Despite the fact that she knew herself to possess many more of the world’s goods than most people, Sara still yearned after one or two things in the window. A pair of china kittens with blue eyes and grey fur, their little heads tilted to one side, for instance. They would look lovely on the schoolroom mantel, or even in her bedroom. And then there were the ice skates. Fancy, a pair of ice skates in Stanley Road! Whoever had put them in pawn must have either nicked ’em or been rich, she and Cammy had decided when they discussed it, because ordinary folk did not own ice skates.
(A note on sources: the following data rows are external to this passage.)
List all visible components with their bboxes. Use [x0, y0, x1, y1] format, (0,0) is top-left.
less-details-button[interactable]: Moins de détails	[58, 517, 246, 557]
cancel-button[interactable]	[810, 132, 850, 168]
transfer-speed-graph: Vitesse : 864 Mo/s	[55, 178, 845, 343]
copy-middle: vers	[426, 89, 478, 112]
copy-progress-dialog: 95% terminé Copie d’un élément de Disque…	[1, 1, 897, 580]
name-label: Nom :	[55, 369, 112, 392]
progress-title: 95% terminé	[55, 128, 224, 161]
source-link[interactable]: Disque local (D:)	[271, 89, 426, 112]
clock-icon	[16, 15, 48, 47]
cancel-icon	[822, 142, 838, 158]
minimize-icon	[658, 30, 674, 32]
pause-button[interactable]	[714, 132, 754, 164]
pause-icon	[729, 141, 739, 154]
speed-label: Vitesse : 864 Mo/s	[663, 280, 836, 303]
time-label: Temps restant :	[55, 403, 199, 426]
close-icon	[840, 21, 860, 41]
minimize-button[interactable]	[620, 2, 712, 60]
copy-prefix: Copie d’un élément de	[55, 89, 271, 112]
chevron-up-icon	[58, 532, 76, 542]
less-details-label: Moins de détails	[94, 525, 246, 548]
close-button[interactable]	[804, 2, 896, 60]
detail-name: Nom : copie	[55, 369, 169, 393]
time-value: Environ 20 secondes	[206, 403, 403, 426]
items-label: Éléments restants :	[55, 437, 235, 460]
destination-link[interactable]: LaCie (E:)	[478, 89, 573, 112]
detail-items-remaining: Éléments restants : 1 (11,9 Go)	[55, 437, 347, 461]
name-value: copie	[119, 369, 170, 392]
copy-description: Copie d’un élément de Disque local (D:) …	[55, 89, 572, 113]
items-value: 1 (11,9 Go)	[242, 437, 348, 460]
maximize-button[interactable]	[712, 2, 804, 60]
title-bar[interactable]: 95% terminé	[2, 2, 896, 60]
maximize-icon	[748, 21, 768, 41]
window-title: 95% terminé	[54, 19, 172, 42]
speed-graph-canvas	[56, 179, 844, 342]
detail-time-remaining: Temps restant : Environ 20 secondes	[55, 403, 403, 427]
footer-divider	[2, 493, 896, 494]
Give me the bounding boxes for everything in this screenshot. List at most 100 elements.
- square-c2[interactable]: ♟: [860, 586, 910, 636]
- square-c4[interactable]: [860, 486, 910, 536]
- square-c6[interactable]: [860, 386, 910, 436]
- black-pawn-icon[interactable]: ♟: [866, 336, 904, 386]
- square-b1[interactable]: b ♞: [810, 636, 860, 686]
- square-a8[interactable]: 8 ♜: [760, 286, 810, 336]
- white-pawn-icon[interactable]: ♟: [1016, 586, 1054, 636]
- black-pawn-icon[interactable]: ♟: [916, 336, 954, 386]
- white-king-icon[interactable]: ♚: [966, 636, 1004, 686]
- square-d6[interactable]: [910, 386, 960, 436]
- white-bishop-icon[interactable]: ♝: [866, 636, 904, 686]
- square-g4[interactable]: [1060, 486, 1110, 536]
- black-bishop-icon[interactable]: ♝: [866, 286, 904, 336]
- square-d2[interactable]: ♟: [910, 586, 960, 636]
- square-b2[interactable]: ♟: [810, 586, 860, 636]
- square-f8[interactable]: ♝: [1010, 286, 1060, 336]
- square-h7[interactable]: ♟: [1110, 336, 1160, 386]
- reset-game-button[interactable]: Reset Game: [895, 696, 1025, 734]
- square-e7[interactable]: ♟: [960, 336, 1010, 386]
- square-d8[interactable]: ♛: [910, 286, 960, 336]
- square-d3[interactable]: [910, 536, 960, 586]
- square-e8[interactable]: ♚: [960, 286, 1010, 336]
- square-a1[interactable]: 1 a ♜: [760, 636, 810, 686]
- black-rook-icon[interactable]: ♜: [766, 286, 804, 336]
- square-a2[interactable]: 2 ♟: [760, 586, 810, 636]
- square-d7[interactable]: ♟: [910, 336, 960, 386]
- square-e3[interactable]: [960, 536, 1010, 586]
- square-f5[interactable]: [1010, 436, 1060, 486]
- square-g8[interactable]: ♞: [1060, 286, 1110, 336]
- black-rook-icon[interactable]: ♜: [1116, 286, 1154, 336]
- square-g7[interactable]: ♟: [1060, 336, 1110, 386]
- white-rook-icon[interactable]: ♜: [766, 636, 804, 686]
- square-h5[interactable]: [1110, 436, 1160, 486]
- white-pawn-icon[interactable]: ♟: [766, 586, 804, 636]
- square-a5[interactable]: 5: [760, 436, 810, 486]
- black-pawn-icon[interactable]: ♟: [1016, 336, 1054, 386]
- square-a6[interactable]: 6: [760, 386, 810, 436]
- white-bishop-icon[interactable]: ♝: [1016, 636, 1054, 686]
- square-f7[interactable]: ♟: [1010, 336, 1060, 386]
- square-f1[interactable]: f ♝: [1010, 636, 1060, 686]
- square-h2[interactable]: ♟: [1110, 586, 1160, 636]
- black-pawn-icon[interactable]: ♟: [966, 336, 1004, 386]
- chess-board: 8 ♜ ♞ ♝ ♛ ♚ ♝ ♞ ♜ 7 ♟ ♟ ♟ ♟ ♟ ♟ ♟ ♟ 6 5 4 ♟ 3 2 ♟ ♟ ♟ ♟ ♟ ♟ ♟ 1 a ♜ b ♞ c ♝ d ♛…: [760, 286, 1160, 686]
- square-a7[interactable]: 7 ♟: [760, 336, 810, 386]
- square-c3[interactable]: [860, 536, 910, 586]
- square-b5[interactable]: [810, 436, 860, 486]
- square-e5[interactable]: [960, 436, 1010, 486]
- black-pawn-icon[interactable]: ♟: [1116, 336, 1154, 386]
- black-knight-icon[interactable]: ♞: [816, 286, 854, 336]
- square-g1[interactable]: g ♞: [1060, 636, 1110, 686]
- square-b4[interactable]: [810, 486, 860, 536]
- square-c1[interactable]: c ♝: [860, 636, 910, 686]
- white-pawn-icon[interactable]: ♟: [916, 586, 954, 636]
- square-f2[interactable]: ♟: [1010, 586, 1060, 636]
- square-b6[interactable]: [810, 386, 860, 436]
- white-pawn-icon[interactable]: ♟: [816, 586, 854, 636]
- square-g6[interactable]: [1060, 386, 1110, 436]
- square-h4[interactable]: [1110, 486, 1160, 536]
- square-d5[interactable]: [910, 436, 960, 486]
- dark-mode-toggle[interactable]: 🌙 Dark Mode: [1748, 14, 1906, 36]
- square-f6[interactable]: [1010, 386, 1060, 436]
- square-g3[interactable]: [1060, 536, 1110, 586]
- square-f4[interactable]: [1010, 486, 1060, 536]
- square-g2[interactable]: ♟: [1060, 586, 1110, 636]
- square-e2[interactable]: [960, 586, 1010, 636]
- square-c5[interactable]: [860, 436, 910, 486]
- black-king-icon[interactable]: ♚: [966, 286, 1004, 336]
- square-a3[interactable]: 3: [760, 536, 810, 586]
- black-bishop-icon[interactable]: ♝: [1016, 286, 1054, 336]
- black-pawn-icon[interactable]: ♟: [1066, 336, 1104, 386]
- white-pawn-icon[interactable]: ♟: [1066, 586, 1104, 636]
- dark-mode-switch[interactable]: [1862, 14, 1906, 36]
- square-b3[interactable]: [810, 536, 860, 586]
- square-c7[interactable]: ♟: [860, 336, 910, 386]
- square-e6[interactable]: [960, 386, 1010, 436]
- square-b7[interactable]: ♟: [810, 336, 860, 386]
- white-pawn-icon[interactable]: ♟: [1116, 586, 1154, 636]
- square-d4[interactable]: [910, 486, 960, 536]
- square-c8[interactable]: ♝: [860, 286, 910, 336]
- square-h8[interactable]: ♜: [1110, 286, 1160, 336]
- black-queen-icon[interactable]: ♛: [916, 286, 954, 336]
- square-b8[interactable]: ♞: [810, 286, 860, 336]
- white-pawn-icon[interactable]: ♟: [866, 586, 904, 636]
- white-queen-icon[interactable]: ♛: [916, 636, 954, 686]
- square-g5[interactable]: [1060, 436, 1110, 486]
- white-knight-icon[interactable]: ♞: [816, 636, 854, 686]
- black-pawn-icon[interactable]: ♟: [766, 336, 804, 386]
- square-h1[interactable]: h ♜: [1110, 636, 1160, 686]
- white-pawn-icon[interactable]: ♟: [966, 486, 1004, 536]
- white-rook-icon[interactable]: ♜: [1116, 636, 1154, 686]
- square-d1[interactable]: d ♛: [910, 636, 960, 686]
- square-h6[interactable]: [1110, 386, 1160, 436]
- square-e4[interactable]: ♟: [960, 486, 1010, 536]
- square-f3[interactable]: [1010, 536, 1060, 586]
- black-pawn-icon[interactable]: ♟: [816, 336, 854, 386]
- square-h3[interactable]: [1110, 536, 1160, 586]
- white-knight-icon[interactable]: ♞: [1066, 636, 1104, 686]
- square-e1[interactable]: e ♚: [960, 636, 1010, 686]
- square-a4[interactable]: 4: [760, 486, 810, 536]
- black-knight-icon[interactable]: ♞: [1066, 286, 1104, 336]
But wouldn’t I love a pair, Sara thought now, nose pressed to the glass like any other wistful but penniless urchin. I bet I could skate ever so well, if only I had some skates to put on. But then it’ll be spring soon, and the ice will all go away, so there’s not much point in wanting
them.
How about a nice tennis racquet? Only I’ve no one to play with. Well then, how about a skipping rope?
But gazing into the pawn was not what Mrs Prescott had meant by ‘amuse yourself’, so Sara gave the objects of her desire one last, long look and then trotted past Miss Gourley’s hairdressing establishment and Mrs Lang’s florist shop with scarcely more than a glance. The florist was exhibiting a display of rather weary-looking holly today and the stiff wax heads wearing unattractive and over-curled wigs in Miss Gourley’s window were too like dead people to Sara’s way of thinking. So she hurried along until she reached the butcher’s for which she was bound.